До железной дороги оказалось недалеко, но отправка задержалась до прихода немецкого полка. Геккер нашел меня в вагоне; он пришел с запоздалой дружеской тревогой: почему мы не разделили их праздник?
— Я не приучен пировать, когда не накормлен полк.
Наши отчужденные взгляды вернули Геккера на площадь, к разобщенным полкам.
— Вы обидели нас, — вздохнул он прощающе. — Когда-нибудь и я вам отомщу, не приму от вас и кружки пива!
— У нас с вами есть кому мстить, полковник Геккер, — возразила Надин.
Геккер задумался, глядя за окно на вокзальную сутолоку.
— Если бы вы знали, как велики страдания моего народа! — воскликнул он негромко, со страстью избранного, принявшего на себя терновый венец нации. — Стоять в шаге от победы, уже касаться ее рукой и вдруг потерять все, все… Если бы вы измерили глубину нашего страдания!
— В страдании наш народ не уступит никому!
Это сказала Надин: в таких случаях она выходила вперед, чтобы не допустить меня до крайности.
— Но огромная Россия темна и безгласна, а с наших баррикад мог пролиться свет для всей Европы.

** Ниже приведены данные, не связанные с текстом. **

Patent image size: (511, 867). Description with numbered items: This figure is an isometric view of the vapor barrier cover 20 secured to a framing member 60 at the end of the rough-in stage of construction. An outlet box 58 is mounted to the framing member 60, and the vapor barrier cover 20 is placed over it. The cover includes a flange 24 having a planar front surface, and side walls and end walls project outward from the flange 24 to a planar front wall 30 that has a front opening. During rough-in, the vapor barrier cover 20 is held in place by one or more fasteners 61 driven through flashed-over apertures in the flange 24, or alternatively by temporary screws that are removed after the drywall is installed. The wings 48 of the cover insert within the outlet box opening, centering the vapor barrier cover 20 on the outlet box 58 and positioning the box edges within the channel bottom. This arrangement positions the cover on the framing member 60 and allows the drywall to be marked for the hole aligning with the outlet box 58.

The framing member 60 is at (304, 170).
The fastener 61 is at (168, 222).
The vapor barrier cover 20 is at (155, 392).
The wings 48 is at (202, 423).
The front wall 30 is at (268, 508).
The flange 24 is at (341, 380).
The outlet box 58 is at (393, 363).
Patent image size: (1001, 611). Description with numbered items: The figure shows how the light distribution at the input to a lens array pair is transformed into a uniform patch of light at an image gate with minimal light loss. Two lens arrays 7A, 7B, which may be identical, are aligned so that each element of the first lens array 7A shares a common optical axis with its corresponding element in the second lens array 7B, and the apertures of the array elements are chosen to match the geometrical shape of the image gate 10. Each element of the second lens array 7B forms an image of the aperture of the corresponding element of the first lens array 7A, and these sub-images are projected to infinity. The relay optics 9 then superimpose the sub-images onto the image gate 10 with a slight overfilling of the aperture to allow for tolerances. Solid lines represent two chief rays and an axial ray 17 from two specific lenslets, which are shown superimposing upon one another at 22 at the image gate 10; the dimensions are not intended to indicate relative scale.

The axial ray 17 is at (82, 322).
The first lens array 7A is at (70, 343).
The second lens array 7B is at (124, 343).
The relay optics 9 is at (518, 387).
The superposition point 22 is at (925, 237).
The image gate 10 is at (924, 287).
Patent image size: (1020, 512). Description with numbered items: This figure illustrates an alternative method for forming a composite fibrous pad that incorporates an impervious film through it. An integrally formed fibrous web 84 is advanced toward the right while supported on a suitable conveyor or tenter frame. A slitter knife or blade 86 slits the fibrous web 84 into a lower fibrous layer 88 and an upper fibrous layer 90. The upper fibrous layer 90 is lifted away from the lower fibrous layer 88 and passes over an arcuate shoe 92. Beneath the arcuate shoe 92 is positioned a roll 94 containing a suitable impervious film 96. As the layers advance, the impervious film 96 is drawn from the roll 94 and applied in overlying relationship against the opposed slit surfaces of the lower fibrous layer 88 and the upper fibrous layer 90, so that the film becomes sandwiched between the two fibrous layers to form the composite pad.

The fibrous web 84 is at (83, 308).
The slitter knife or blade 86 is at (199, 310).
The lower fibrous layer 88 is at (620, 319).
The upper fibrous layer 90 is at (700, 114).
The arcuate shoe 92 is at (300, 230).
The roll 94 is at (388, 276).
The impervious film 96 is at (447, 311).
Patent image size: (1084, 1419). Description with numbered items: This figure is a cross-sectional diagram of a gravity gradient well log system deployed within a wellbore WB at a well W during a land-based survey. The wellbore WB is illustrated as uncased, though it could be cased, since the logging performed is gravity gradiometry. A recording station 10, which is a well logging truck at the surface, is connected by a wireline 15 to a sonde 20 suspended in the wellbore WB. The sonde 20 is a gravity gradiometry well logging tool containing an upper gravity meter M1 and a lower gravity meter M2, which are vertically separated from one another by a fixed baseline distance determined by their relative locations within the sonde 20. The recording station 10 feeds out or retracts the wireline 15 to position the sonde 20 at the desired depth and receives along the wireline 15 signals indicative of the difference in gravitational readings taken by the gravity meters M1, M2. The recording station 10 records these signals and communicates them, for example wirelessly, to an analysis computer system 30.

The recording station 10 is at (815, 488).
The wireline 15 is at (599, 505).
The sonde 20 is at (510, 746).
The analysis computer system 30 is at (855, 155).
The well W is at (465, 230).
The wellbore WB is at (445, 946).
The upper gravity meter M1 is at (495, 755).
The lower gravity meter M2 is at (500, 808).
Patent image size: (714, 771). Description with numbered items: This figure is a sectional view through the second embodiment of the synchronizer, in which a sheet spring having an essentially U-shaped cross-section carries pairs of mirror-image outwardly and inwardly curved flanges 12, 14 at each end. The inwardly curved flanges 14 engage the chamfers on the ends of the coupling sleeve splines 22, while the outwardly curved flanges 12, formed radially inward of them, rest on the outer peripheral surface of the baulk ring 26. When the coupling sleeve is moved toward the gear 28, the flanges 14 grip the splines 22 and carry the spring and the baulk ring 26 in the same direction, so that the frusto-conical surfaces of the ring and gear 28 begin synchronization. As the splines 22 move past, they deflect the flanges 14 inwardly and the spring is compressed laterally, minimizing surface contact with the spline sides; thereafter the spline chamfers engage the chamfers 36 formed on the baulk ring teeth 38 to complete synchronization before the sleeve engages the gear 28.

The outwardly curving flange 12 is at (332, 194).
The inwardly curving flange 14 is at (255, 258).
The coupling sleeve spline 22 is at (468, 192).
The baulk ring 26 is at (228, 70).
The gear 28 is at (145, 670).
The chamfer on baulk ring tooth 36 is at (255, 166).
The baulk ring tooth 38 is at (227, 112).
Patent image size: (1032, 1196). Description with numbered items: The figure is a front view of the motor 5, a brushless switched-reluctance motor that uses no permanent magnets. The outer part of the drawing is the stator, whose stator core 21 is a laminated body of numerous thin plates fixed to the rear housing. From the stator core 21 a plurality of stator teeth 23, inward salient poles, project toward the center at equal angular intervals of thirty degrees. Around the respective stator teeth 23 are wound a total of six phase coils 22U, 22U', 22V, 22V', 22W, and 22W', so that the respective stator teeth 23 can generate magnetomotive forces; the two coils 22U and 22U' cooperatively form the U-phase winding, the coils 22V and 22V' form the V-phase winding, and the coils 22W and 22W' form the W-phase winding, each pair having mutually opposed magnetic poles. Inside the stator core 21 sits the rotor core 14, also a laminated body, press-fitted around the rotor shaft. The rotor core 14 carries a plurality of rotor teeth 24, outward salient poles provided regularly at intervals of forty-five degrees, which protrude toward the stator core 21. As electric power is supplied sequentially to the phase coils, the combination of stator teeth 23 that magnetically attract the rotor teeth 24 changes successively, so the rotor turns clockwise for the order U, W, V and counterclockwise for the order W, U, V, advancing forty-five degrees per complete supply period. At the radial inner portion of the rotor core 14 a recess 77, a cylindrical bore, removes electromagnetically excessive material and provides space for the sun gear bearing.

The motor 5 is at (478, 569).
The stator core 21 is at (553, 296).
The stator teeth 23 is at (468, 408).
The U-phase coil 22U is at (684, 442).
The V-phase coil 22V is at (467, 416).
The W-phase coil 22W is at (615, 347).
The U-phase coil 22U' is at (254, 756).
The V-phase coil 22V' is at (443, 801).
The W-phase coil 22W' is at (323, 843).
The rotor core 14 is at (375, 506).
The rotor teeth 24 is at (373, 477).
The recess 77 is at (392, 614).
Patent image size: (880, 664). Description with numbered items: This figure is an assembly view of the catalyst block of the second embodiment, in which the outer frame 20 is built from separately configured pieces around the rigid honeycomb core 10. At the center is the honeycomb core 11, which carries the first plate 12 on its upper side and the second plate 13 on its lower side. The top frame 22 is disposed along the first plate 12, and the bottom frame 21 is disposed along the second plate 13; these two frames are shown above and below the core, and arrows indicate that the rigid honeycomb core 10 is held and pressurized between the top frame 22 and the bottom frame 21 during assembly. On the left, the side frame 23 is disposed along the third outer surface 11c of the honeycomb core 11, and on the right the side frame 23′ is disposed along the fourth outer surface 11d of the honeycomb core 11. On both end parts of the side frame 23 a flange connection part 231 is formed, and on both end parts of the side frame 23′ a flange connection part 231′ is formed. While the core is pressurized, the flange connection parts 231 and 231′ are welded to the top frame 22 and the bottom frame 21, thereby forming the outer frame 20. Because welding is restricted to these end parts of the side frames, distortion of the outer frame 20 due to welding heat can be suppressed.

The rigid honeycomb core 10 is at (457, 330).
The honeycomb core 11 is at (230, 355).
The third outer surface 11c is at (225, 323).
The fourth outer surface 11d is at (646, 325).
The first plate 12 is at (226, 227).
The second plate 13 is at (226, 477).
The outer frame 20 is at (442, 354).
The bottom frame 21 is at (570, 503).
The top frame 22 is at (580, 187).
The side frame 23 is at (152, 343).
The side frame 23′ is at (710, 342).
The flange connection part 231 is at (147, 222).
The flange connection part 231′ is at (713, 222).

— Кто знает, что даст миру Россия; она уже сбросила с себя крепостничество и не будет стоять на месте. Мы изгои монархии, зачем нам хвалиться друг перед другом цепями. Мы здесь ради братства, а не обособления. Знаете, что мне открылось здесь за пять лет жизни? Нет чужой свободы. Нет!
Он пожал мне руку, задержал ее в своей.
— Вы благородный человек, полковник. Но… — Он склонил голову на плечо. — Простите нам маленький немецкий праздник.
Сколько сделано было уступок ради Кентукки, ради его сомнительной верности Союзу! Как пасхальное яичко, перекатывали политики в ладонях Кентукки — только бы не уронить, не разбить, не упустить в чужие руки. И вот оно, береженое, взорвалось погромче миссурийской бомбы. Войска мятежного генерала Бакнера двинулись на Луисвилл, кондотьеры из Теннесси и Виргинии вступили в Кентукки, и тысячи тех, кто почитался вчера другом Союза, сбросили личины, подняв синее знамя с девизой «Права Юга». Едва запахло порохом и черные шайки Моргана замаячили на сытых лошадях, мой полк снова стал прежним, а роты дрались так, будто не пролили страшной крови на Бивер-крик. После боев мы возвращались в лагерь Лебанон Джанкшен, сюда, потом в Элизабеттаун приходили свежие волонтеры, вернулись немногие из покалеченных на Бивер-крик, а среди них и Барни О’Маллен.